Mayor Annette Main today said the Wanganui District Council is implementing plans to remedy ongoing problems with Wanganui’s wastewater treatment plant.
"We have been working really hard to deal with ongoing issues at the treatment plant and we thought we were fairly well on track until there was a sudden spike in compliance problems late last year," Mayor Annette Main said.
"These problems have resulted in us being unable to comply with the conditions around our discharge through the ocean outfall and as a result of our most recent compliance report to Horizons Regional Council, they have now issued us with significant non-compliance because we are not meeting the conditions of our resource consent.
"No public health issues have been raised as a result, but I believe we need to be absolutely sure this remains the case. Consequently, we are increasing water quality testing over and above what is required by our resource consent by testing samples taken from both Castlecliff and South beaches. These results are expected on Tuesday, October 16. Previous shellfish monitoring has shown that there has been no cause for any public health concerns."
There have been ongoing problems with the effective operation of the treatment plant since it was commissioned in 2007, with the aerators causing particular concerns. A November 2011 independent report recommended some tests and options to improve the health of the plant. Pilot tests were undertaken earlier this year.
In early 2012 more of the aerators failed and a survey of both ponds revealed the sludge layer at the bottom of the ponds was more than four metres deep in places; a situation not expected to be reached for several more years.
Several weeks ago 12 more aerators failed, leaving only seven of the 23 operating, with the gap in compliance widening further.
"Our community has invested $120M in the entire wastewater project, of which the treatment plant is a small but important part. We are committed to protecting that investment and are putting in place plans to ensure we can comply with our resource consent.

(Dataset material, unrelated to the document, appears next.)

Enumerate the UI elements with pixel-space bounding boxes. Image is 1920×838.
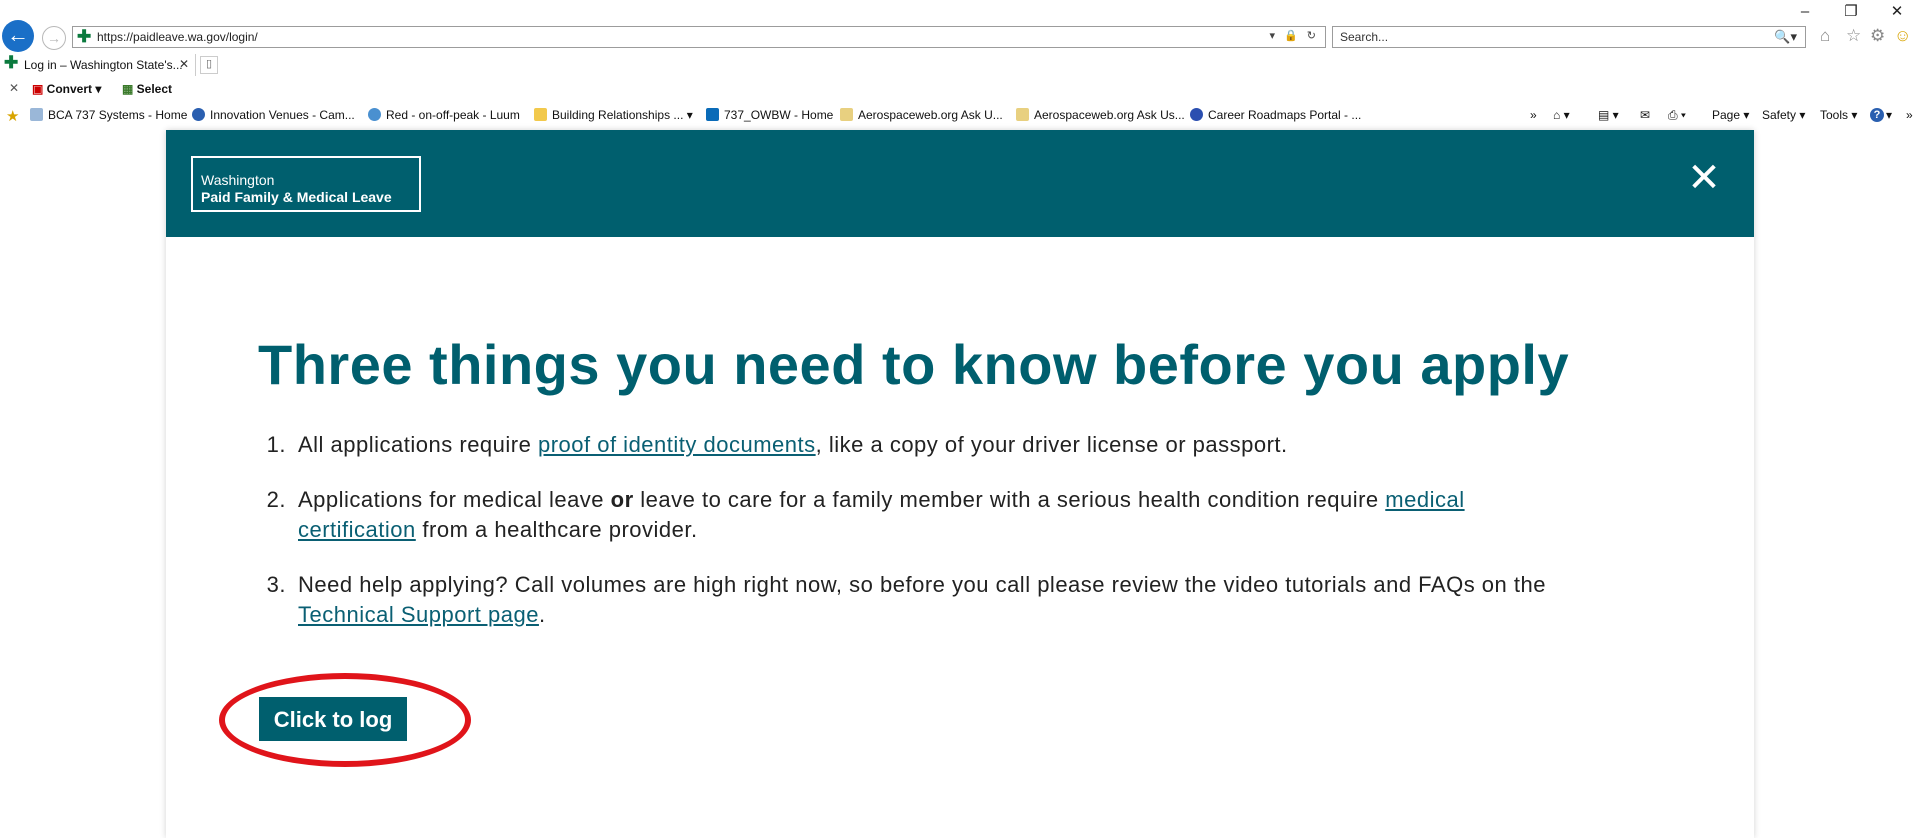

"We have brought forward some work that was planned for 2015 which will begin stabilising the plant and reducing the levels of sludge, faecal coliforms and suspended solids. This work, which is called bioaugmentation, basically involves growing ‘good bugs’ in a container at the plant and then introducing them into the ponds. We believe has a greater chance of success and is more sustainable long-term than treating the problems by chemical methods. The equipment is expected to be on site by the end of October. We expect to see improved results before Christmas 2012.
"Our priority is to stop the decline in health of the wastewater treatment ponds and return them to a steady state in December and shortly after get the outflow to acceptable consent compliance levels."